Alleskönner Polyisobutylen: Von Kaugummi bis Schmierstoff

 

100 Jahre makromolekulare Chemie

Polyisobutylen (Polyisobuten) war zunächst nur ein Nischemprodukt. Doch heute überzeugt es die Industrie als Alleskönner. So nutzt die Lebensmittelindustrie das Polyisobuten, um Kaugummi herzustellen. In Verbrennungsmotoren sorgt das Polymer dafür, dass wir weniger Kraftstoff verbrauchen. 

Anfänge des Polyisobutens

Polyisobuten (Polyisobutylen) zählt zu den wichtigsten Polyolefinen. Hermann Staudinger konnte die Existenz von Makromolekülen zum ersten Mal nachweisen. Einer, der das Potenzial der neuen Verbindungsklasse früh erkannte, war Michael Otto.

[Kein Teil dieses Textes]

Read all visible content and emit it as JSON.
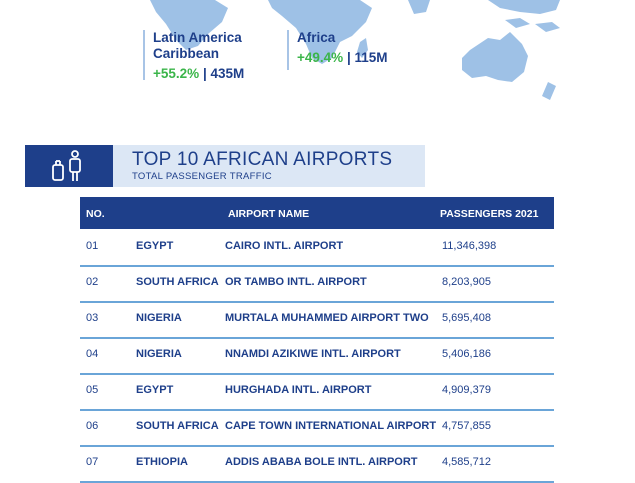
{
  "stats": [
    {
      "region": "Latin America Caribbean",
      "region_line1": "Latin America",
      "region_line2": "Caribbean",
      "change": "+55.2%",
      "sep": "|",
      "passengers": "435M"
    },
    {
      "region": "Africa",
      "region_line1": "Africa",
      "region_line2": "",
      "change": "+49.4%",
      "sep": "|",
      "passengers": "115M"
    }
  ],
  "section": {
    "title": "TOP 10 AFRICAN AIRPORTS",
    "subtitle": "TOTAL PASSENGER TRAFFIC",
    "icon": "luggage-traveler-icon"
  },
  "table": {
    "headers": {
      "no": "NO.",
      "airport": "AIRPORT NAME",
      "passengers": "PASSENGERS 2021"
    },
    "rows": [
      {
        "no": "01",
        "country": "EGYPT",
        "airport": "CAIRO INTL. AIRPORT",
        "passengers": "11,346,398"
      },
      {
        "no": "02",
        "country": "SOUTH AFRICA",
        "airport": "OR TAMBO INTL. AIRPORT",
        "passengers": "8,203,905"
      },
      {
        "no": "03",
        "country": "NIGERIA",
        "airport": "MURTALA MUHAMMED AIRPORT TWO",
        "passengers": "5,695,408"
      },
      {
        "no": "04",
        "country": "NIGERIA",
        "airport": "NNAMDI AZIKIWE INTL. AIRPORT",
        "passengers": "5,406,186"
      },
      {
        "no": "05",
        "country": "EGYPT",
        "airport": "HURGHADA INTL. AIRPORT",
        "passengers": "4,909,379"
      },
      {
        "no": "06",
        "country": "SOUTH AFRICA",
        "airport": "CAPE TOWN INTERNATIONAL AIRPORT",
        "passengers": "4,757,855"
      },
      {
        "no": "07",
        "country": "ETHIOPIA",
        "airport": "ADDIS ABABA BOLE INTL. AIRPORT",
        "passengers": "4,585,712"
      }
    ]
  },
  "colors": {
    "navy": "#1e3f8a",
    "green": "#3bb54a",
    "map": "#9ec1e6",
    "band": "#dce7f5",
    "rule": "#6aa5d8"
  }
}
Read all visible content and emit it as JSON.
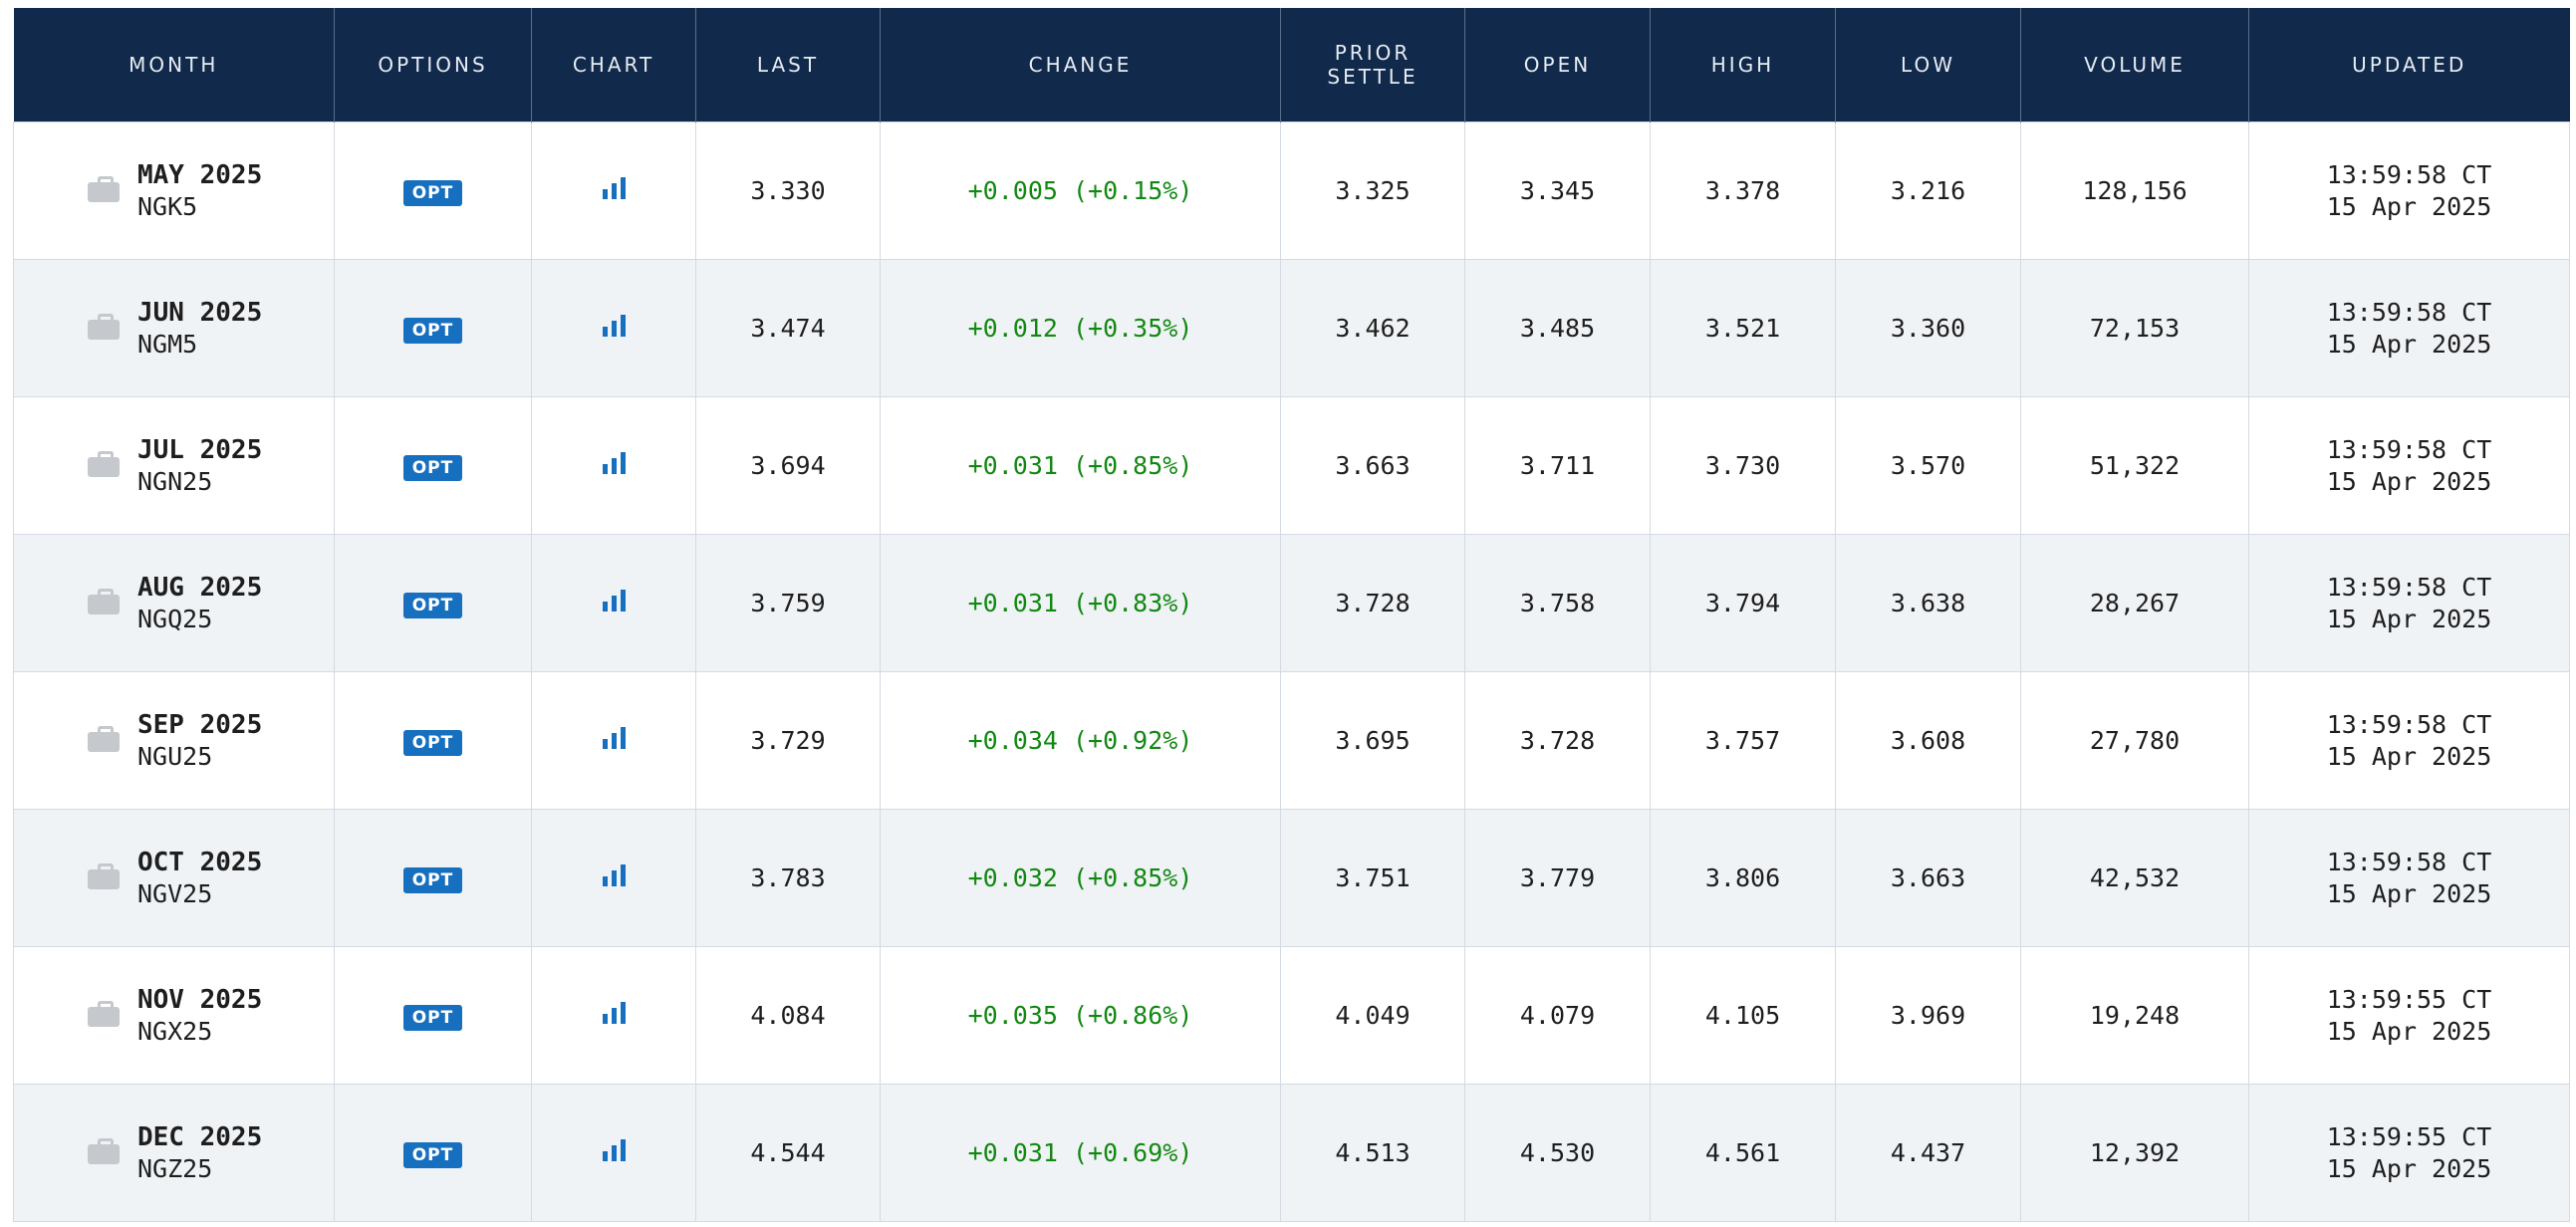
{
  "columns": {
    "month": "MONTH",
    "options": "OPTIONS",
    "chart": "CHART",
    "last": "LAST",
    "change": "CHANGE",
    "prior_settle_line1": "PRIOR",
    "prior_settle_line2": "SETTLE",
    "open": "OPEN",
    "high": "HIGH",
    "low": "LOW",
    "volume": "VOLUME",
    "updated": "UPDATED"
  },
  "icons": {
    "month": "briefcase-icon",
    "chart": "bar-chart-icon"
  },
  "colors": {
    "header_bg": "#11294a",
    "change_positive": "#118811",
    "badge_bg": "#1770bf",
    "row_alt_bg": "#f0f3f6"
  },
  "rows": [
    {
      "month": "MAY 2025",
      "code": "NGK5",
      "options": "OPT",
      "last": "3.330",
      "change": "+0.005 (+0.15%)",
      "prior_settle": "3.325",
      "open": "3.345",
      "high": "3.378",
      "low": "3.216",
      "volume": "128,156",
      "updated_time": "13:59:58 CT",
      "updated_date": "15 Apr 2025"
    },
    {
      "month": "JUN 2025",
      "code": "NGM5",
      "options": "OPT",
      "last": "3.474",
      "change": "+0.012 (+0.35%)",
      "prior_settle": "3.462",
      "open": "3.485",
      "high": "3.521",
      "low": "3.360",
      "volume": "72,153",
      "updated_time": "13:59:58 CT",
      "updated_date": "15 Apr 2025"
    },
    {
      "month": "JUL 2025",
      "code": "NGN25",
      "options": "OPT",
      "last": "3.694",
      "change": "+0.031 (+0.85%)",
      "prior_settle": "3.663",
      "open": "3.711",
      "high": "3.730",
      "low": "3.570",
      "volume": "51,322",
      "updated_time": "13:59:58 CT",
      "updated_date": "15 Apr 2025"
    },
    {
      "month": "AUG 2025",
      "code": "NGQ25",
      "options": "OPT",
      "last": "3.759",
      "change": "+0.031 (+0.83%)",
      "prior_settle": "3.728",
      "open": "3.758",
      "high": "3.794",
      "low": "3.638",
      "volume": "28,267",
      "updated_time": "13:59:58 CT",
      "updated_date": "15 Apr 2025"
    },
    {
      "month": "SEP 2025",
      "code": "NGU25",
      "options": "OPT",
      "last": "3.729",
      "change": "+0.034 (+0.92%)",
      "prior_settle": "3.695",
      "open": "3.728",
      "high": "3.757",
      "low": "3.608",
      "volume": "27,780",
      "updated_time": "13:59:58 CT",
      "updated_date": "15 Apr 2025"
    },
    {
      "month": "OCT 2025",
      "code": "NGV25",
      "options": "OPT",
      "last": "3.783",
      "change": "+0.032 (+0.85%)",
      "prior_settle": "3.751",
      "open": "3.779",
      "high": "3.806",
      "low": "3.663",
      "volume": "42,532",
      "updated_time": "13:59:58 CT",
      "updated_date": "15 Apr 2025"
    },
    {
      "month": "NOV 2025",
      "code": "NGX25",
      "options": "OPT",
      "last": "4.084",
      "change": "+0.035 (+0.86%)",
      "prior_settle": "4.049",
      "open": "4.079",
      "high": "4.105",
      "low": "3.969",
      "volume": "19,248",
      "updated_time": "13:59:55 CT",
      "updated_date": "15 Apr 2025"
    },
    {
      "month": "DEC 2025",
      "code": "NGZ25",
      "options": "OPT",
      "last": "4.544",
      "change": "+0.031 (+0.69%)",
      "prior_settle": "4.513",
      "open": "4.530",
      "high": "4.561",
      "low": "4.437",
      "volume": "12,392",
      "updated_time": "13:59:55 CT",
      "updated_date": "15 Apr 2025"
    }
  ]
}
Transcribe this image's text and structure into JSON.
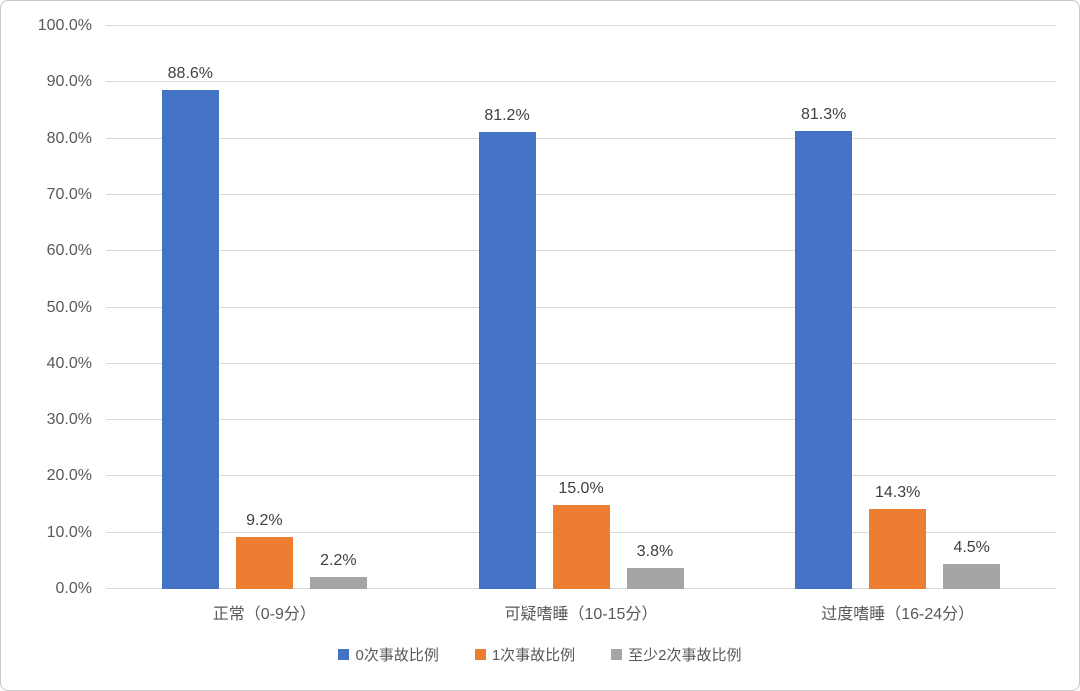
{
  "chart_data": {
    "type": "bar",
    "title": "",
    "xlabel": "",
    "ylabel": "",
    "categories": [
      "正常（0-9分）",
      "可疑嗜睡（10-15分）",
      "过度嗜睡（16-24分）"
    ],
    "series": [
      {
        "name": "0次事故比例",
        "color": "#4472C4",
        "values": [
          88.6,
          81.2,
          81.3
        ],
        "labels": [
          "88.6%",
          "81.2%",
          "81.3%"
        ]
      },
      {
        "name": "1次事故比例",
        "color": "#ED7D31",
        "values": [
          9.2,
          15.0,
          14.3
        ],
        "labels": [
          "9.2%",
          "15.0%",
          "14.3%"
        ]
      },
      {
        "name": "至少2次事故比例",
        "color": "#A5A5A5",
        "values": [
          2.2,
          3.8,
          4.5
        ],
        "labels": [
          "2.2%",
          "3.8%",
          "4.5%"
        ]
      }
    ],
    "ylim": [
      0,
      100
    ],
    "ytick_step": 10,
    "ytick_labels": [
      "0.0%",
      "10.0%",
      "20.0%",
      "30.0%",
      "40.0%",
      "50.0%",
      "60.0%",
      "70.0%",
      "80.0%",
      "90.0%",
      "100.0%"
    ],
    "grid": true,
    "legend_position": "bottom"
  },
  "style": {
    "gridline_color": "#d9d9d9",
    "axis_text_color": "#595959",
    "data_label_color": "#404040",
    "frame_border_color": "#c9c9c9",
    "background": "#ffffff"
  }
}
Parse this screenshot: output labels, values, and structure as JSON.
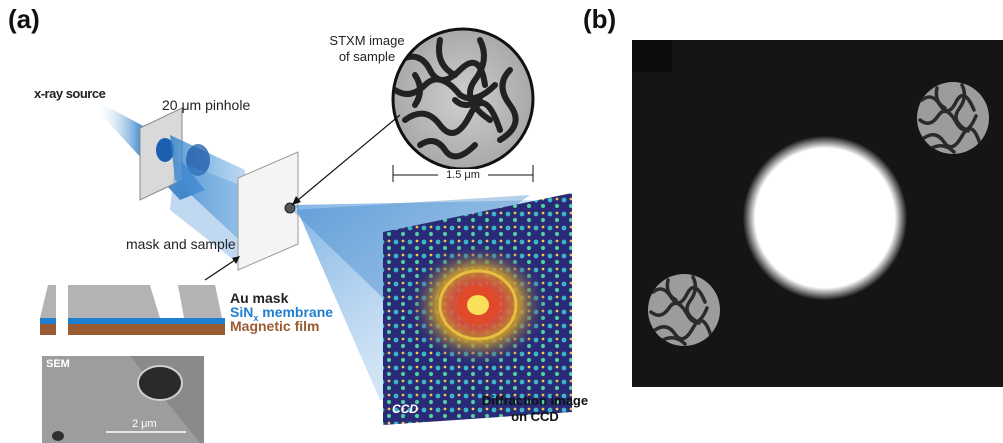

Ab Mitte der 1920er-Jahre begann er mit seinen Forschungsarbeiten zur Polymerisation von Isobuten, mit denen er maßgeblich zum Erfolg von Polyisobuten beitrug. Im Rahmen seiner Tätigkeit bei I.G. Farben in Ludwigshafen am Rhein (heute BASF SE) veröffentlichte er im Jahr 1931 sein erstes Patent zum Thema Polyisobuten.[1] Dieses beschrieb die Herstellung von Polyisobuten mittels kationischer Polymerisation von Isobuten in Gegenwart von Bortrifluorid bei tiefen Temperaturen. Die Arbeit von Otto legte den Grundbaustein für die Kommerzialisierung von Polyisobuten, das I.G. Farben ab 1938 unter dem Namen „Oppanol®“ produzierte.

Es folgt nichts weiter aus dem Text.